CARE Longmont: Feast and Dialogue
CARE is an artistic collaboration centering on food and art as tools for change and stewardship. Connecting food education, community storytelling, artistic ceramic workshops, the action of caring for others, and the transformative power of the arts, CARE presents our Longmont community feast inspired by an old story: Parable of the Long Spoons. This historic tale is based on the premise that one must choose between heaven and hell. The story presents people in hell who are forced to eat with long spoons. Unable to lift the spoons with food to their own mouths using long-handled spoons, they suffer and starve. In heaven, people realize they cannot continue to just attempt to feed themselves but can and should feed one another across the table to all be sated and saved.
Encouraging people to be kind and generous to each other and to the environment is at the center of CARE community collaboration in the form of ceramic spoon sculpture-making and community story-telling workshops inspired by local farming history and relationship to the land. The project culminates in a Community CARE Feast– a live performance dinner where community-made ceramic spoons will be used by specially invited guests to feed each other as they partake in a curated conversation around three main themes: art and food, regeneration, food access, and pollination.
The project is presented in partnership with Ollin Farms (Aztec term referring to movement/viento), Community Artist Margarita Cabrera, and the Longmont Museum of Art. CARE builds community and relationships through local food and land stories that will offer a better understanding of the food we consume, our connection to the land we share and occupy, and our energetic transborder global connections. CARE supports the creation of a shift of consciousness towards the land and our food, and a stronger and deeper understanding of ourselves and our relationship to others in our communities as a creative and spiritual act of empowerment and collective empowerment.
Just as important as air and water, food is foundational for all living beings to provide energy and development, maintain life, stimulate growth, and promote health and disease prevention. Sustainable agriculture enables us to produce healthy food without compromising future generations to do the same. Food is a powerful way of connecting, healing, and unifying across generations, cultures, and religions. The spoon shapes reflect Longmont’s local community food and agriculture histories, and the internal and external inter-connectedness to our natural surroundings through food, air, earth, water, and fire–our ecosystem.

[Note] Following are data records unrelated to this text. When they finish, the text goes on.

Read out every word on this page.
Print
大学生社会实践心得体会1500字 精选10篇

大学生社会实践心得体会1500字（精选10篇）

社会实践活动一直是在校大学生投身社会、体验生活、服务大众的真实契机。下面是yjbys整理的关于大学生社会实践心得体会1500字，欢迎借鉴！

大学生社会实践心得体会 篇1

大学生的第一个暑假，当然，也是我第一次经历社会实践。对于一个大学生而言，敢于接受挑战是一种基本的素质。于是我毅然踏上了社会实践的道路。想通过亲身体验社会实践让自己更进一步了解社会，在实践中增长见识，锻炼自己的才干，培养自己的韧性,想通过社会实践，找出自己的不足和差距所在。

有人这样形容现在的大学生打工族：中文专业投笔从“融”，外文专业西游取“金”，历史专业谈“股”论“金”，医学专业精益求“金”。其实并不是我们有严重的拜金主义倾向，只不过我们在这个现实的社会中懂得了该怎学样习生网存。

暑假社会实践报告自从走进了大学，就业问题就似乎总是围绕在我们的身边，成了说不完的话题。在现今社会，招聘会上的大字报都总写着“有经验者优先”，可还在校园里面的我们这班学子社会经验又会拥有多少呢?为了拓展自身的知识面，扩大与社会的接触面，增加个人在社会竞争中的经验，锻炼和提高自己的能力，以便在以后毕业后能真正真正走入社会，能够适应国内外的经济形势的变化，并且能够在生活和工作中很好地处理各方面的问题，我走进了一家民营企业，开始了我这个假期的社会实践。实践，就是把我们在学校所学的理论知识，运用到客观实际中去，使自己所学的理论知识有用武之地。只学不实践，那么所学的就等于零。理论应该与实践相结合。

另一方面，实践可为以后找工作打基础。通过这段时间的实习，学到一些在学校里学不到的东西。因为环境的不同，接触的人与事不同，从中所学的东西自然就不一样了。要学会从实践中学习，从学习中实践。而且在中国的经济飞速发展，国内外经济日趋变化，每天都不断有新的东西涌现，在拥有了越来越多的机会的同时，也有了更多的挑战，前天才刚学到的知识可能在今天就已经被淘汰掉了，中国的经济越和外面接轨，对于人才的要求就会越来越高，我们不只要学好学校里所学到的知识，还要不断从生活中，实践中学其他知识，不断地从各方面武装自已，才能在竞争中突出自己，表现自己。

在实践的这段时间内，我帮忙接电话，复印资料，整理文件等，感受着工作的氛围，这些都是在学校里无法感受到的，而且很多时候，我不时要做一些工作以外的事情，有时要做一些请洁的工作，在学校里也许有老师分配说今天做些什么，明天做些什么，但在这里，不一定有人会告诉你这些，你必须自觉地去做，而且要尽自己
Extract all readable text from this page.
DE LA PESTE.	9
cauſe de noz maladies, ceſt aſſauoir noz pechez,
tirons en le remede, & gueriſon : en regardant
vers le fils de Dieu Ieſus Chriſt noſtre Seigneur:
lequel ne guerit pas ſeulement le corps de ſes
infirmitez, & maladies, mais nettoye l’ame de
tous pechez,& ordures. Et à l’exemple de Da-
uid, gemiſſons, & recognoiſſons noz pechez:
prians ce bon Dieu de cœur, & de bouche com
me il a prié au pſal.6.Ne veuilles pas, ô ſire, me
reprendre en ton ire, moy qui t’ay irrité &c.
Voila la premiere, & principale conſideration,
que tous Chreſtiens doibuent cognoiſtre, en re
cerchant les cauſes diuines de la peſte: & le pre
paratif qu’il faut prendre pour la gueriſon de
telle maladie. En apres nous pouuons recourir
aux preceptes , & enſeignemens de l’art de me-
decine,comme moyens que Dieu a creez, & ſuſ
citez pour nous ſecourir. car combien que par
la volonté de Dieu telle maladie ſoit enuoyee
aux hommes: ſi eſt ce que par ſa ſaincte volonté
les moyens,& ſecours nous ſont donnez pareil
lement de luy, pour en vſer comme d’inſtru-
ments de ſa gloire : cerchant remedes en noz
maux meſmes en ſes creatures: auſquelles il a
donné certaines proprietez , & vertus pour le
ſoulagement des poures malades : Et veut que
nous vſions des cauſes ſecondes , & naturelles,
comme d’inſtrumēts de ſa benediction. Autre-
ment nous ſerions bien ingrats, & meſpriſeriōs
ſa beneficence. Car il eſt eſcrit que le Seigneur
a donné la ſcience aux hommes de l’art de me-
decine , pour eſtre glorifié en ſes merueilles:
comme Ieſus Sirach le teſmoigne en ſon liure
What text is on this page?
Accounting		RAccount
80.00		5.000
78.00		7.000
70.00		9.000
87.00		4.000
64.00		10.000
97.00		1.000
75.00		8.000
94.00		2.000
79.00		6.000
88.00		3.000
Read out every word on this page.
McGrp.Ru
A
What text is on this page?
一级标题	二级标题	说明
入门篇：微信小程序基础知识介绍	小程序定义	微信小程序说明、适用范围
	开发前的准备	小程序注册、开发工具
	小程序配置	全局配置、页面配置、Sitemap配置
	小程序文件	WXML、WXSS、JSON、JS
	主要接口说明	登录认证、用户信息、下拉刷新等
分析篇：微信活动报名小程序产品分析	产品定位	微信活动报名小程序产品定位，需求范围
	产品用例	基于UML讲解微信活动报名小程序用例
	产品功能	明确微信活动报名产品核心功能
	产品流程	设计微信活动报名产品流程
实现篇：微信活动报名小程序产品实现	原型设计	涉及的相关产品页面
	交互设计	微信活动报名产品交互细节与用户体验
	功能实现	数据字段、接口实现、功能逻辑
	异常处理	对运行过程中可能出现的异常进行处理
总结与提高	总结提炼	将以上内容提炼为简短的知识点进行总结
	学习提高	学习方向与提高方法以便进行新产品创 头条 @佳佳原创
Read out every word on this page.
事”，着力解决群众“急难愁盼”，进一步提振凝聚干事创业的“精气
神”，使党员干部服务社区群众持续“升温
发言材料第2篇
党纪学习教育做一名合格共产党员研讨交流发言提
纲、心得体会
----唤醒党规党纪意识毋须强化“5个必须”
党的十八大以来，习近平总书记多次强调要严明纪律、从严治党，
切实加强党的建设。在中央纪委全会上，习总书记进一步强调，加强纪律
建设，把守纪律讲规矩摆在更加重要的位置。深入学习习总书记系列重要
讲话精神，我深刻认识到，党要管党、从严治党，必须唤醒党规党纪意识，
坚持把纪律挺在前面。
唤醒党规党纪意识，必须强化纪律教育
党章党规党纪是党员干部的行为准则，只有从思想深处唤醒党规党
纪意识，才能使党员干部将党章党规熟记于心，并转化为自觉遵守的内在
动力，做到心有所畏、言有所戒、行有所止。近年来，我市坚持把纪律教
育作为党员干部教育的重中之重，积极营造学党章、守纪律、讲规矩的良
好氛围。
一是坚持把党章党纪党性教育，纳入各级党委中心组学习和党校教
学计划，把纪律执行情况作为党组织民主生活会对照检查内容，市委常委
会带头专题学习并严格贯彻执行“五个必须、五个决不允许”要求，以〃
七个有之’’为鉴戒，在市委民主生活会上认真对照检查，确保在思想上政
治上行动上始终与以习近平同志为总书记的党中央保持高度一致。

CARE will be presented in three parts – Storytelling circles at Ollin Farm, ceramic spoon-making sculpture workshops, and a live performance dinner where community-made ceramic spoons will be used by specially invited guests to feed each other as they partake in a curated conversation around three main themes: art and food, regeneration, food access, and pollination.
During the performance, the seated guests at this dinner table will be representative of Colorado’s truly diverse demographic and will be set to include selected politicians, activists, and members of the artistic communities. Seated guests and surrounding audiences will have the opportunity to obtain a more in-depth understanding of the chosen topics, the true makeup of our diverse community, their history, and the community’s call to action.